Гудели столбы, гудели провода, гудели даже белые чашечки изоляторов — вместе тянули они непонятную мне песню, состоявшую из одного только звука, все время наплывавшего ровными волнами: ююю-ююю-ююю…

— О чем это они? — спросил я как-то соседскую девочку Галю, заметив, что и она внимательно прислушивается к этому гудению, и не только на расстоянии.

Она даже дорожку протоптала через сугроб к одному столбу и каждый раз, направляясь в школу, спешит к нему, чтобы снова послушать. Подбежит, положит аккуратно на снег клеенчатый синий портфель, снимет варежки, откинет золотые косички за спину, тихонько обхватит столб и слушает. Долго-долго, пока не помешает кто-нибудь, вроде меня, нежданным вопросом:

— О чем это они, а?

— А вы разве не знаете?

— Нет.

— Я тоже раньше не знала, а сейчас поняла. Это люди между собой о чем-то очень хорошем говорят. Про это я даже в книжке читала, но там все как-то туманно и неясно, а тут понятно каждому. Вы только послушайте!

В два угловатых прыжка Галя опять добралась до столба, прильнула к нему чутким ухом.

— Очень даже ясно, по буковкам, выговаривают: «Люблю-ю-ю-ю».

— Ну, это тебе просто кажется.

— Нет, не кажется. Я это слово теперь каждый день слышу. — И, помолчав, задумчиво и почему-то застенчиво добавила, низко-низко опустив глаза: — По многу-многу раз.
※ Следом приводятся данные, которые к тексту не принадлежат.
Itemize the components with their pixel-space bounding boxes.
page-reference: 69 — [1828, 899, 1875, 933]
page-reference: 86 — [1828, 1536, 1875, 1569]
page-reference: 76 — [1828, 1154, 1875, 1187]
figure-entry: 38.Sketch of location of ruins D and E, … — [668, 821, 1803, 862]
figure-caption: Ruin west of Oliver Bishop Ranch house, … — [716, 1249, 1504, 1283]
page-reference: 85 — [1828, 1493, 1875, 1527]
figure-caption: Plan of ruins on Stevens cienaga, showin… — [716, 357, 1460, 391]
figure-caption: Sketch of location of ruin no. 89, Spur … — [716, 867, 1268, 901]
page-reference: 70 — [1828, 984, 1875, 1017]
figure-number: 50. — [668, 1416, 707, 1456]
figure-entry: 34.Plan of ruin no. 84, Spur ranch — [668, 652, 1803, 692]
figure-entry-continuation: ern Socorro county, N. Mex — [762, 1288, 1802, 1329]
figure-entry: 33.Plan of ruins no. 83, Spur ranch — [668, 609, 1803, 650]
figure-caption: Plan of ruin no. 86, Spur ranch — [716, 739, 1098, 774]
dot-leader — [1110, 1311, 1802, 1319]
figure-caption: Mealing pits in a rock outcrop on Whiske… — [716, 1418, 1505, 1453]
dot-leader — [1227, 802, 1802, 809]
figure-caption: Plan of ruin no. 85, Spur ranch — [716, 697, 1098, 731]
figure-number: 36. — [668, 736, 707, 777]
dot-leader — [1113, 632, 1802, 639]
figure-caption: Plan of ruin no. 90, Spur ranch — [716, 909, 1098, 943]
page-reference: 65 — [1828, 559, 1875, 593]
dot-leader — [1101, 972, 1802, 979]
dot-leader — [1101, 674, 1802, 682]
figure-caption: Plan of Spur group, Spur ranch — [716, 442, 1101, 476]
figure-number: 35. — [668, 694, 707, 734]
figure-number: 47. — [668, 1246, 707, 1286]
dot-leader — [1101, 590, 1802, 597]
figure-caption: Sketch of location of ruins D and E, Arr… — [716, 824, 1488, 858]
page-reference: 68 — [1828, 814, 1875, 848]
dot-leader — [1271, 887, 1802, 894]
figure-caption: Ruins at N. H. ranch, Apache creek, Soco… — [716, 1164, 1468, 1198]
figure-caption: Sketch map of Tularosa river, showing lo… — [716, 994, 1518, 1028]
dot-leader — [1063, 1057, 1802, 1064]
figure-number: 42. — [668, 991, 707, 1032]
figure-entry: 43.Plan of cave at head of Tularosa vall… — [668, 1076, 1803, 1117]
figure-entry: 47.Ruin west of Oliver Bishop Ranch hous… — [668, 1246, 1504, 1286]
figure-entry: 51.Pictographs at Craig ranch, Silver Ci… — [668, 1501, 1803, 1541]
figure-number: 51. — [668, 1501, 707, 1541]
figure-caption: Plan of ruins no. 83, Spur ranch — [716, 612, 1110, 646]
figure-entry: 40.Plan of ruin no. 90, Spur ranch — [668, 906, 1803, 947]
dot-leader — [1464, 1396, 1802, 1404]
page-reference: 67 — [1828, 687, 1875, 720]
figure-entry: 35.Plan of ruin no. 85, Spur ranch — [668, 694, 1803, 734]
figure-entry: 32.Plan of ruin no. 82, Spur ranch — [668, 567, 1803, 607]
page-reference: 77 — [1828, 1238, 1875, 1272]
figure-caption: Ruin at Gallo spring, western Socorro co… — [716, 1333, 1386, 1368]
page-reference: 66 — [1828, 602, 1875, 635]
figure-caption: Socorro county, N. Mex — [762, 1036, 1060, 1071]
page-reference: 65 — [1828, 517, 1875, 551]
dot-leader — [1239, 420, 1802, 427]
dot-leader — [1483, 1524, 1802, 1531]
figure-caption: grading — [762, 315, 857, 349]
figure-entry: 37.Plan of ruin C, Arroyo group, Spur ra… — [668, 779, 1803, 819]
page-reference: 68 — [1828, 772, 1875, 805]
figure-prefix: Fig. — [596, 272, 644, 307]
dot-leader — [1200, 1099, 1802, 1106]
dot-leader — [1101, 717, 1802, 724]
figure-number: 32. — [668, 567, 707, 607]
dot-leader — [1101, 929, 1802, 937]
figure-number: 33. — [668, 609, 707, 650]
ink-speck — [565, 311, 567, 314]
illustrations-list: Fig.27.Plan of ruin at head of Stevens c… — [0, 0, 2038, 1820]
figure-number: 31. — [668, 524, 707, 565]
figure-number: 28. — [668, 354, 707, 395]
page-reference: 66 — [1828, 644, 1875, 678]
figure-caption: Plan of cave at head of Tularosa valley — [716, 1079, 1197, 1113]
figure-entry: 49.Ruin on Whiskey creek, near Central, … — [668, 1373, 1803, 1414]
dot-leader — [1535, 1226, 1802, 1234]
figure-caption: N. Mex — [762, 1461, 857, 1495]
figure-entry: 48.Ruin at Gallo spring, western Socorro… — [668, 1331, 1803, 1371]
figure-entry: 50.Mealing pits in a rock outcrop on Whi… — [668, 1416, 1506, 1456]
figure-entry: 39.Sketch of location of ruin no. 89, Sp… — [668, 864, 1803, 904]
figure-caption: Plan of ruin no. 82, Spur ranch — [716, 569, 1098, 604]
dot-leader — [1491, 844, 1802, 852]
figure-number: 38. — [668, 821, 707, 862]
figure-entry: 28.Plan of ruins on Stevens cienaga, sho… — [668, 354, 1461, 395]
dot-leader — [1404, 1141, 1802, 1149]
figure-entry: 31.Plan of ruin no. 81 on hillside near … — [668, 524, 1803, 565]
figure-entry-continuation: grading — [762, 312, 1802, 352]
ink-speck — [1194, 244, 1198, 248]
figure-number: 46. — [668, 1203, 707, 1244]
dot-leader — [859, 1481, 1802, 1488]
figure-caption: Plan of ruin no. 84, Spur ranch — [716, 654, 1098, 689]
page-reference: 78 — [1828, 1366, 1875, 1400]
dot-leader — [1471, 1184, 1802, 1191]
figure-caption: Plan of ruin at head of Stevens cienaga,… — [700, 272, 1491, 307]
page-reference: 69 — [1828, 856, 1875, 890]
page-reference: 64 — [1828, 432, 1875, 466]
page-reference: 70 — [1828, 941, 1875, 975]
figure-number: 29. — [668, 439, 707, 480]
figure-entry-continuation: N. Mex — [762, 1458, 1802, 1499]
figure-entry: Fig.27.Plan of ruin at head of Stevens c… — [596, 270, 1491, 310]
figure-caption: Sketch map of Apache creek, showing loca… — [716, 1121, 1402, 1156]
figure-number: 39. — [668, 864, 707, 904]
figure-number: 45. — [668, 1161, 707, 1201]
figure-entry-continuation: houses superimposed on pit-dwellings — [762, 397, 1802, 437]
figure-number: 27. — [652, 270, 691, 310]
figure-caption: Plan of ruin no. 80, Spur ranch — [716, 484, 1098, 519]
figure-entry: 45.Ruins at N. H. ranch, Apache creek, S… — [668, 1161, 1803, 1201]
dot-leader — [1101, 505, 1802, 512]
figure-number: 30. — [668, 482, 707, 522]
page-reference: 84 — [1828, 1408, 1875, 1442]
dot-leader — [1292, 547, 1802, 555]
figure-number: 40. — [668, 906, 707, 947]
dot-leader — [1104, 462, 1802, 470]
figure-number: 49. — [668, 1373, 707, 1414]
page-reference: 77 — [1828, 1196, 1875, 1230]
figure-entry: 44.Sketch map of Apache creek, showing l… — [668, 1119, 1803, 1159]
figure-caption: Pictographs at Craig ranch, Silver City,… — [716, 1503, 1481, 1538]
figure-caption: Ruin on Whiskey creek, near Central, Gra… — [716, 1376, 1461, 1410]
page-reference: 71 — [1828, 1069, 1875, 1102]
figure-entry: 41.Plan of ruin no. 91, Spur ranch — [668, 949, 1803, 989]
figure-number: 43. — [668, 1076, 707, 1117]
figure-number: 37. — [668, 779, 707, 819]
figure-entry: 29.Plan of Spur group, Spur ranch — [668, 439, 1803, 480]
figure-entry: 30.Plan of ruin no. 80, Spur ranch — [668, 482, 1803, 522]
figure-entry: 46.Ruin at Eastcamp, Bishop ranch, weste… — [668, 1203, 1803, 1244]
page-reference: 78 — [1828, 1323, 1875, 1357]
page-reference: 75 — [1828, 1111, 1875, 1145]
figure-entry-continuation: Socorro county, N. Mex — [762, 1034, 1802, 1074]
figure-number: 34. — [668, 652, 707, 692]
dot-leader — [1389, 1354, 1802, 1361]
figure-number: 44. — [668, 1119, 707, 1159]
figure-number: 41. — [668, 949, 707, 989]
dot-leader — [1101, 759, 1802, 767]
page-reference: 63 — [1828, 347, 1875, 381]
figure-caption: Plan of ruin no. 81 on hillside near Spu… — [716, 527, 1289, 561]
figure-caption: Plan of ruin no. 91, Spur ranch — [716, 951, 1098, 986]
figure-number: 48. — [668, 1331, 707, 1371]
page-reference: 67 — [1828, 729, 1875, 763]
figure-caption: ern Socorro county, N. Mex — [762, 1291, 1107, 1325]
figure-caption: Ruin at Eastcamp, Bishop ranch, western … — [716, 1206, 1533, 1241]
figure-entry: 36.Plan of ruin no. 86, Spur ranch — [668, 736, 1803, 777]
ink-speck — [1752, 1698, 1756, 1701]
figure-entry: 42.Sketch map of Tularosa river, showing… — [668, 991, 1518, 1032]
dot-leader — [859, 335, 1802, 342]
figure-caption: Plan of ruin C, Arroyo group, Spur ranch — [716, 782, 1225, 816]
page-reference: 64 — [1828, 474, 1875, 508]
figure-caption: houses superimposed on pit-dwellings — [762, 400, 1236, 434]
Правда!

Очень хотелось мне немедленно подойти и вместе с Галей услышать чудесную песню столбов, но я ведь уже сказал девочке, что песня эта всего-навсего плод воображения, и снова, теперь уже насмешливо, повел плечами.

— Чудная ты, Галка.

Все, однако, оказалось не так просто, как я думал. На другой день, выйдя на улицу, совершенно неожиданно для самого себя, я вдруг круто свернул на узкую Галину дорожку, пробрался к столбу, приложил ухо к гладко выструганной поверхности и… замер, как завороженный.

Я услышал уже не бессвязное и непонятное мне прежде бормотанье металла, фарфора и дерева — грудной, чистый человеческий голос немножко нараспев и действительно очень ясно, четко, все громче и громче выговаривал: «Люблю!»

Голос этот показался мне удивительно знакомым. Где и когда я слышал его? При каких обстоятельствах?

Сразу никак не мог припомнить.

И вот что еще меня поразило. Круглая боковинка у дерева была совсем теплая, почти горячая — как щека у человека. Может быть, это первым весенним солнцем ее так прихватило? А может быть, за минуту до меня Галя опять стояла и слушала здесь голос своей грядущей любви? Не знаю. Может быть, даже и так.

Я оглянулся по сторонам: не наблюдает ли кто-нибудь за мною с усмешкой и ехидцей? Никого поблизости не было видно, и я вздохнул с облегчением.

Впрочем, свидетели были. Стройная елочка в двух шагах от меня на ветерке шарила зеленой лапкой по синему талому снегу. Вид у нее был такой, будто она уронила невзначай иголку и хочет отыскать ее в глубоком, рыхлом снегу.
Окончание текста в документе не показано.